Tulin Erdem, a professor of marketing at NYU's Stern business school, thinks that the new, trademarked logo is "more streamlined, more contemporary."
Right now, the Papa John's logo, which features more traditional type in a domed frame, is "very traditional" and "maybe outdated," she said.
Papa John's filed a trademark for the logo, featuring two rectangles framing "Papa" and "Johns" in boxy font, with and without the company's "Better ingredients. Better pizza" tagline. Some versions are in red and green, and some in black and white.

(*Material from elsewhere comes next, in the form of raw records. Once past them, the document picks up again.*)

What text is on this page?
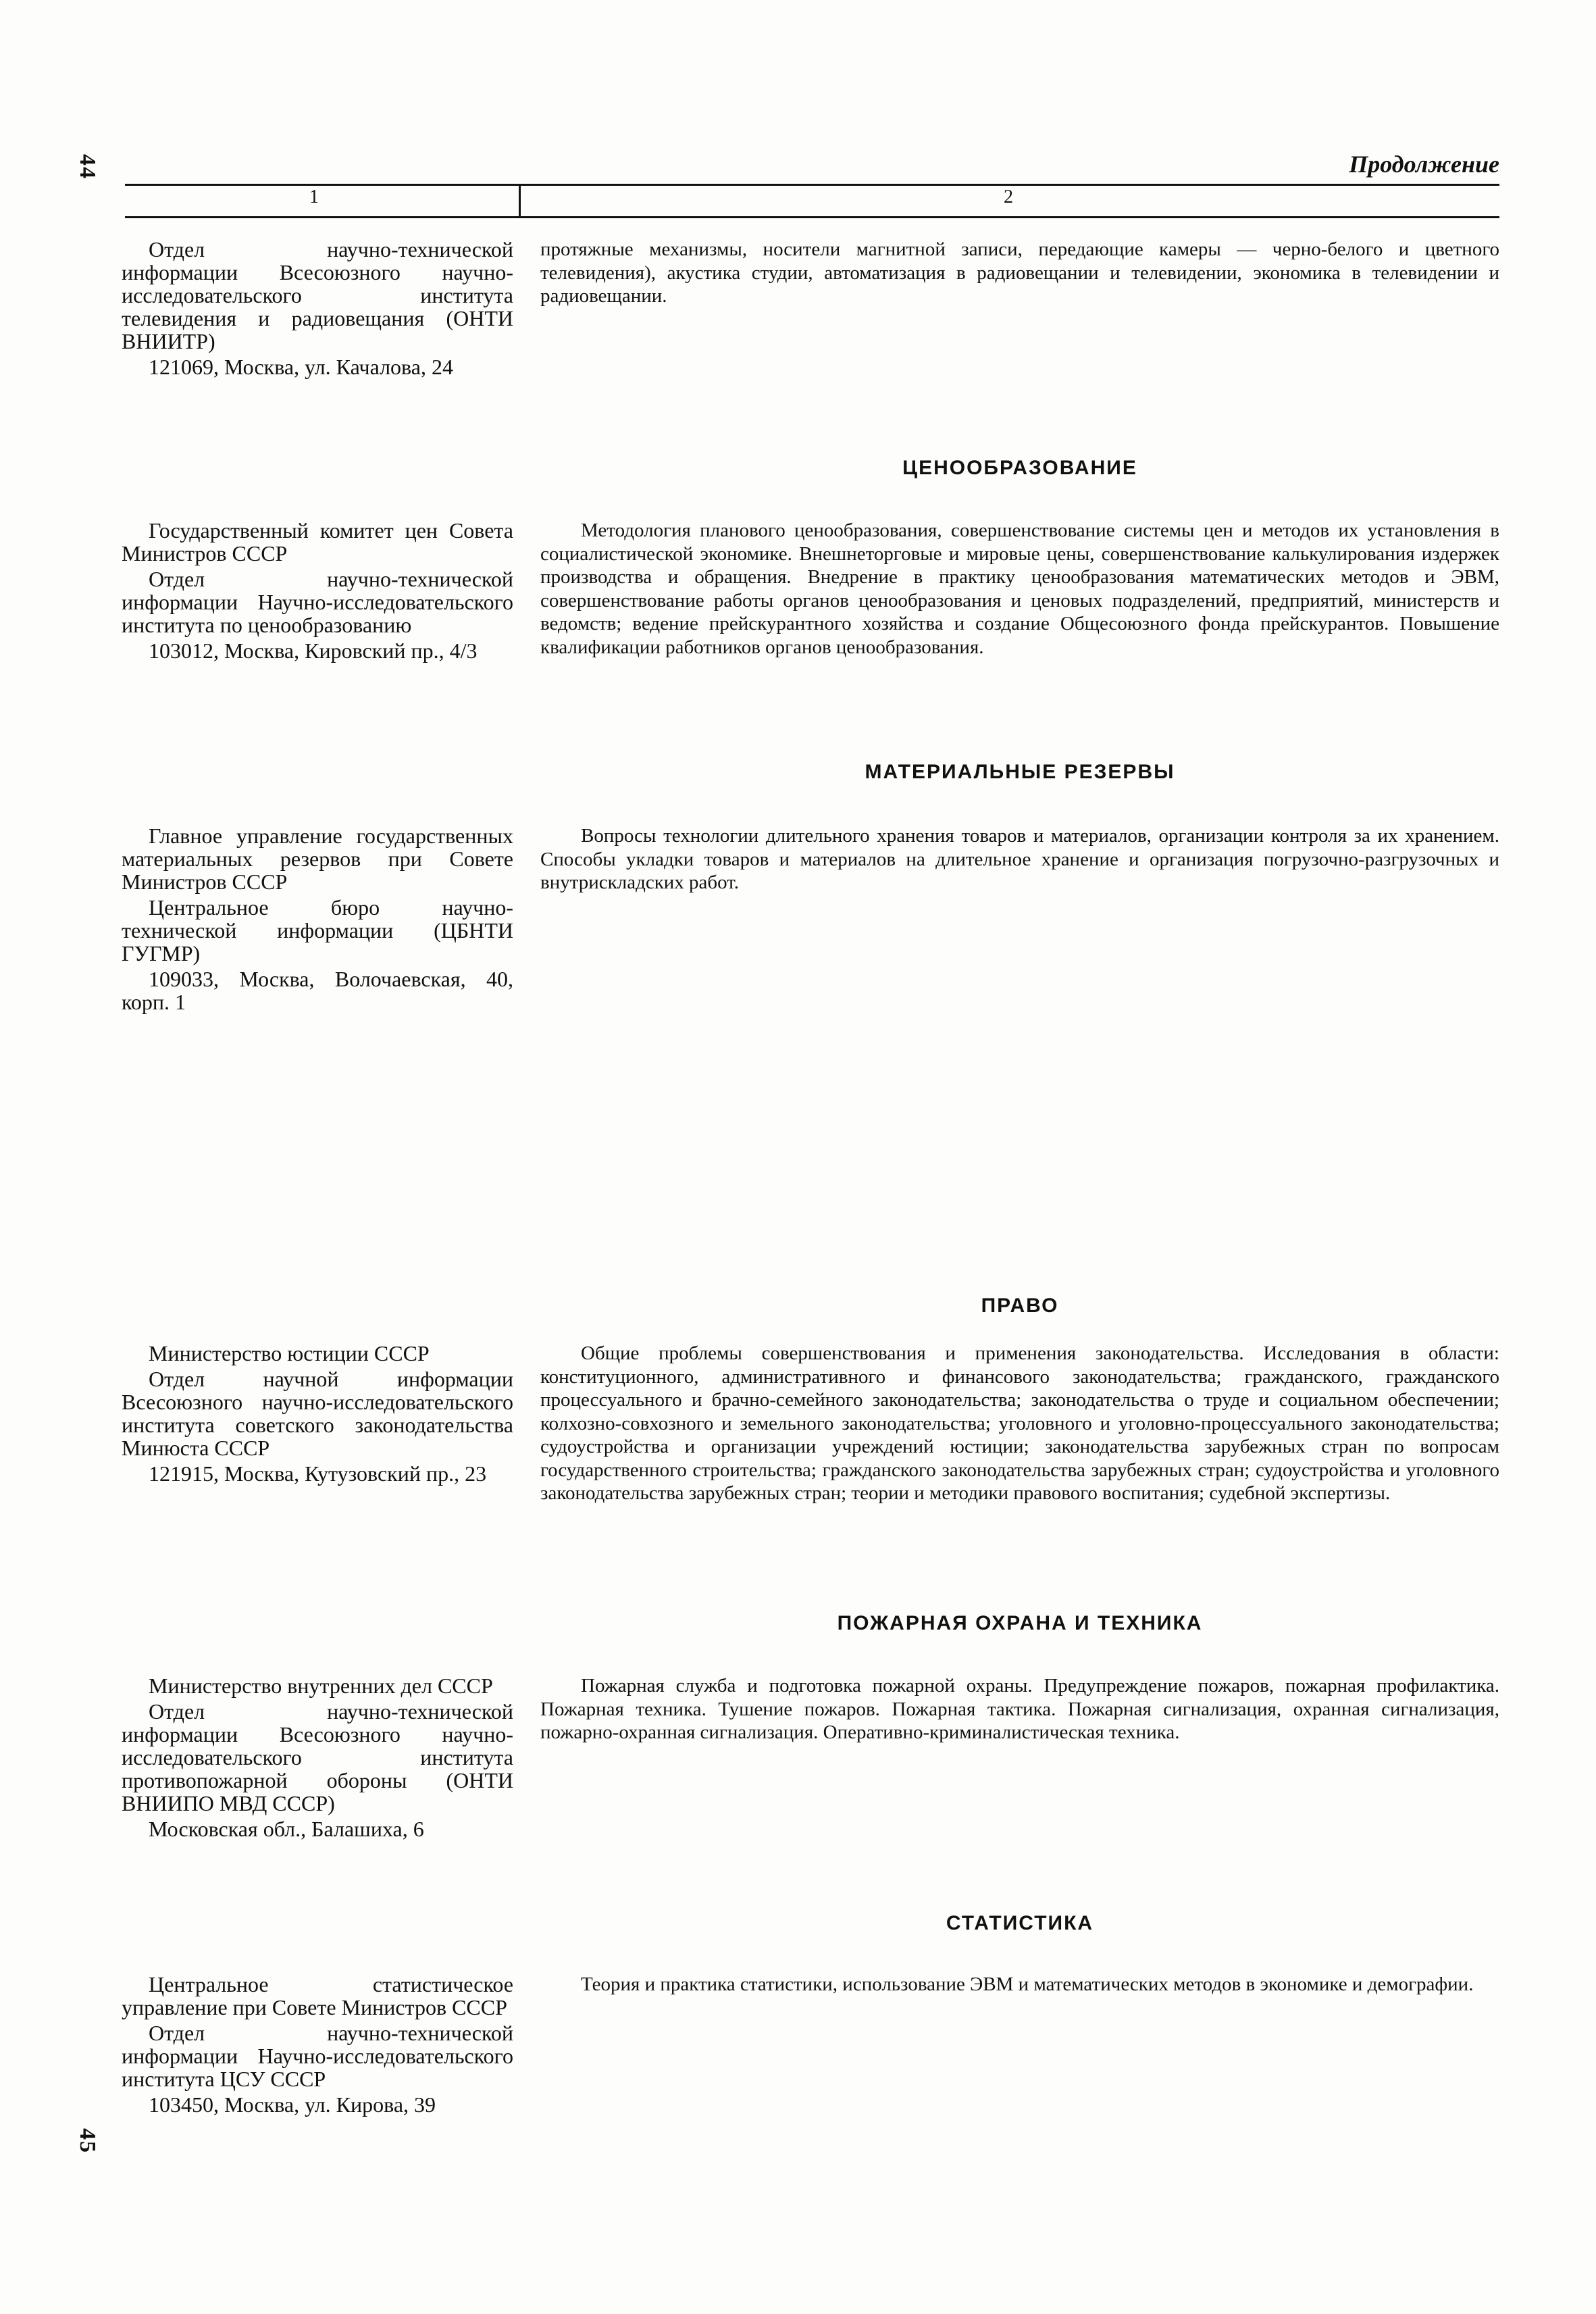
44
45
Продолжение
1	2

Отдел научно-технической информации Всесоюзного научно-исследовательского института телевидения и радиовещания (ОНТИ ВНИИТР)

121069, Москва, ул. Качалова, 24

протяжные механизмы, носители магнитной записи, передающие камеры — черно-белого и цветного телевидения), акустика студии, автоматизация в радиовещании и телевидении, экономика в телевидении и радиовещании.

ЦЕНООБРАЗОВАНИЕ

Государственный комитет цен Совета Министров СССР

Отдел научно-технической информации Научно-исследовательского института по ценообразованию

103012, Москва, Кировский пр., 4/3

Методология планового ценообразования, совершенствование системы цен и методов их установления в социалистической экономике. Внешнеторговые и мировые цены, совершенствование калькулирования издержек производства и обращения. Внедрение в практику ценообразования математических методов и ЭВМ, совершенствование работы органов ценообразования и ценовых подразделений, предприятий, министерств и ведомств; ведение прейскурантного хозяйства и создание Общесоюзного фонда прейскурантов. Повышение квалификации работников органов ценообразования.

МАТЕРИАЛЬНЫЕ РЕЗЕРВЫ

Главное управление государственных материальных резервов при Совете Министров СССР

Центральное бюро научно-технической информации (ЦБНТИ ГУГМР)

109033, Москва, Волочаевская, 40, корп. 1

Вопросы технологии длительного хранения товаров и материалов, организации контроля за их хранением. Способы укладки товаров и материалов на длительное хранение и организация погрузочно-разгрузочных и внутрискладских работ.

ПРАВО

Министерство юстиции СССР

Отдел научной информации Всесоюзного научно-исследовательского института советского законодательства Минюста СССР

121915, Москва, Кутузовский пр., 23

Общие проблемы совершенствования и применения законодательства. Исследования в области: конституционного, административного и финансового законодательства; гражданского, гражданского процессуального и брачно-семейного законодательства; законодательства о труде и социальном обеспечении; колхозно-совхозного и земельного законодательства; уголовного и уголовно-процессуального законодательства; судоустройства и организации учреждений юстиции; законодательства зарубежных стран по вопросам государственного строительства; гражданского законодательства зарубежных стран; судоустройства и уголовного законодательства зарубежных стран; теории и методики правового воспитания; судебной экспертизы.

ПОЖАРНАЯ ОХРАНА И ТЕХНИКА

Министерство внутренних дел СССР

Отдел научно-технической информации Всесоюзного научно-исследовательского института противопожарной обороны (ОНТИ ВНИИПО МВД СССР)

Московская обл., Балашиха, 6

Пожарная служба и подготовка пожарной охраны. Предупреждение пожаров, пожарная профилактика. Пожарная техника. Тушение пожаров. Пожарная тактика. Пожарная сигнализация, охранная сигнализация, пожарно-охранная сигнализация. Оперативно-криминалистическая техника.

СТАТИСТИКА

Центральное статистическое управление при Совете Министров СССР

Отдел научно-технической информации Научно-исследовательского института ЦСУ СССР

103450, Москва, ул. Кирова, 39

Теория и практика статистики, использование ЭВМ и математических методов в экономике и демографии.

They've "moved from a serif type to a sans serif typeface, which is perceived as being more modern,"noted Luke Wilson, clinical associate professor of marketing at NYU Stern.
Erik Gordon, clinical assistant professor at the University of Michigan's Ross School of Business, sees the dropped apostrophe as a subtle dig at the company's controversial founder, John Schnatter.
"I don't think any consumer will notice it, but he sure will," he said.
Schnatter declined to comment for this story through a representative.